Kapitel 15 – jetzt muss ich Thai lernen
Das ganze Werkzeug das ich gekauft hatte wog so etwa 300kg. Damit zu fliegen war nicht möglich, also mussten wir den ganzen Weg von Pattaya bis nach Chiang Rai (cirka 700km) mit einem Bus fahren. Dieses mal wohl Vip Bus, aber auch in so einem Teil waren die 17 Stunden Fahrt mit Umsteigen nicht gerade lustig.
War dann doch wohl ne scheiß Idee mit dem Werkzeug dachte ich, aber wenigstens gab es eine Toilette an bord.

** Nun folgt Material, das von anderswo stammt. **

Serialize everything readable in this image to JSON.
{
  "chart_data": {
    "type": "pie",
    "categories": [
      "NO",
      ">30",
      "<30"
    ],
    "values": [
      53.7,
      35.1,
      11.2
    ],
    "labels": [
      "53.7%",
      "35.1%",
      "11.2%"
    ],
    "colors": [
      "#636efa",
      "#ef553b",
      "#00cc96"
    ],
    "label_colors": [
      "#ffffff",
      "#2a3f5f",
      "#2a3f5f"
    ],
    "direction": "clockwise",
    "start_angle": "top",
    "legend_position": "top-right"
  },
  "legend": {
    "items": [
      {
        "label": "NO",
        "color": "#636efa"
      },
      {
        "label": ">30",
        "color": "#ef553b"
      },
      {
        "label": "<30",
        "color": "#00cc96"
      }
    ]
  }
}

In Chiang Rai angekommen begann normaler Alltag, keine großen Rauschfeste mehr, na ja, zumindest nicht bei mir, aber das die Thais selbst gerne gesoffen haben ist mir auch nicht entgangen.
So kam jeden Tag einer mit einen Stecken und wollte Buddha spielen, einer der vielen Dorfalkoholiker. Er meinte, wenn man ihn einen Schnaps gibt, dann wächst der Stecken. Ich habe ihn soviel Schnapps gegeben, das der Stecken eigentlich bis zum Mond hätte reichen müssen, aber das einzige was länger wurde, waren die Augenblicke bis er seinen nächsten Schnaps runtergespült hat.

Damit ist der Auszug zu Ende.